Want to run untrusted Python safely? MicroPython in a WebAssembly sandbox is a practical pattern for fast, resource-limited execution—perfect for LLM tools, data apps, and education. Simon Willison highlights this approach in his write-up on MicroPython sandboxing, a useful blueprint for anyone shipping user-executed code.
Source: MicroPython in a sandbox by Simon Willison.
Why MicroPython for sandboxing
MicroPython is a lightweight Python implementation with a tiny footprint and fast startup. That makes it ideal for short-lived, isolated runs.
Trade-off: it lacks many CPython modules and C extensions. For heavy scientific stacks, use Pyodide (CPython compiled to WebAssembly) instead.
Learn more: MicroPython docs and Pyodide.
Two common architectures
- In-browser: Compile MicroPython to WebAssembly and run inside a Web Worker or iframe. Benefits: no server secrets, great UX, and strong isolation by default.
- Server-side: Run MicroPython as a WASI module via a runtime like Wasmtime. Benefits: central control, predictable performance, and auditable execution.
Background reading: WASI (WebAssembly System Interface) and Wasmtime.
Essential guardrails
- Time and CPU limits: Use runtime fuel or instruction counters, plus wall-clock timeouts to terminate runaway code.
- Memory caps: Set tight heap limits to prevent crashes and denial-of-service.
- No network by default: Do not expose sockets; add capability-based, allowlisted fetch functions if absolutely needed.
- Filesystem controls: Mount an in-memory, per-execution workspace and keep it ephemeral. Provide read-only data mounts if required.
- Deterministic host APIs: Offer a minimal toolset (e.g., JSON parsing, string ops, safe math) and avoid leaking environment details.
- Output quotas: Cap stdout/stderr and result sizes to stop log floods.
- Auditability: Log code, inputs, duration, memory, and exit codes for incident response.
When to pick MicroPython vs Pyodide
- Pick MicroPython for fast-start tasks: light data transforms, templating, custom validators, DSL-like scripting, teaching, and agent tool sandboxes.
- Pick Pyodide when you need CPython compatibility or scientific packages (NumPy, Pandas, SciPy) and can afford larger payloads and slower cold starts.
Great fits for AI builders
- LLM tool execution: Safely run user-provided Python snippets with strict budgets.
- Notebook cells in the browser: No server required; works offline.
- Plugin sandboxes: Let third-party logic run with zero network and capped memory.
- Assessment and learning: Instant, disposable runtimes for coding challenges.
Launch checklist
- Decide environment: Browser Worker or server WASI runtime.

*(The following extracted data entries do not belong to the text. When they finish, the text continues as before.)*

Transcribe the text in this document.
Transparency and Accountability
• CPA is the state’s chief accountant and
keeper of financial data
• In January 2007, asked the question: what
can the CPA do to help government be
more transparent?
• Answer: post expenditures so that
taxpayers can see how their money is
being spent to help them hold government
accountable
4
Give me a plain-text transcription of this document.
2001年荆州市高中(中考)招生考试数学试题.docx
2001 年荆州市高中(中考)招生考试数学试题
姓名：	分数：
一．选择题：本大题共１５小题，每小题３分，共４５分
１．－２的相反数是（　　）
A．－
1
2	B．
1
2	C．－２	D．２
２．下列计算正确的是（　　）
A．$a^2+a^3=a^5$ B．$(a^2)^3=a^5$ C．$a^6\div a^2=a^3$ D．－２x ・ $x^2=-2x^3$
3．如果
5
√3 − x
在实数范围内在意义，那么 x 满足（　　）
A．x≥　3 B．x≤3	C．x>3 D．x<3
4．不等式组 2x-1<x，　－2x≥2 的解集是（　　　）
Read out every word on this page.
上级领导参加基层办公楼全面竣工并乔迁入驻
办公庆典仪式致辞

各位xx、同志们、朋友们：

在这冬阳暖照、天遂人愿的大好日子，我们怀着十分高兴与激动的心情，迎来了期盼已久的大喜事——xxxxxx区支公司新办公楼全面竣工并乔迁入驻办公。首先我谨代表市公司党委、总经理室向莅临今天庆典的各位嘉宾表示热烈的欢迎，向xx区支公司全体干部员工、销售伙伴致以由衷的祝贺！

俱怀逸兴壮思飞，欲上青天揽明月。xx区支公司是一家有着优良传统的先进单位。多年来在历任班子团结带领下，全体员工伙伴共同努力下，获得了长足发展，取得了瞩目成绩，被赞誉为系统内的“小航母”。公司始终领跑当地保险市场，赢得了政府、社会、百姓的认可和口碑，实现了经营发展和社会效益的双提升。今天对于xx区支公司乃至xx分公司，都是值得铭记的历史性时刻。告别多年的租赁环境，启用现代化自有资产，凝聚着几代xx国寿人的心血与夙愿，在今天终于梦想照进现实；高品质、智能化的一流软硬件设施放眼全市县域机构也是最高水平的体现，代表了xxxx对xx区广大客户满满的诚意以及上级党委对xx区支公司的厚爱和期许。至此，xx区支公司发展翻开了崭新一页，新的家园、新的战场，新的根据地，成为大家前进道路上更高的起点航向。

- Set CPU, memory, and wall-clock limits; define maximum output sizes.
- Disable networking; expose only minimal, allowlisted host functions.
- Use an ephemeral, per-run filesystem; provide read-only data mounts if needed.
- Add structured logs and per-tenant quotas; alert on anomalies.
- Provide clear error messages for timeouts, memory, and permissions.
Takeaway
For safe, fast, and repeatable Python execution, MicroPython in a WASI sandbox is a strong default. Use Pyodide only when you truly need full CPython.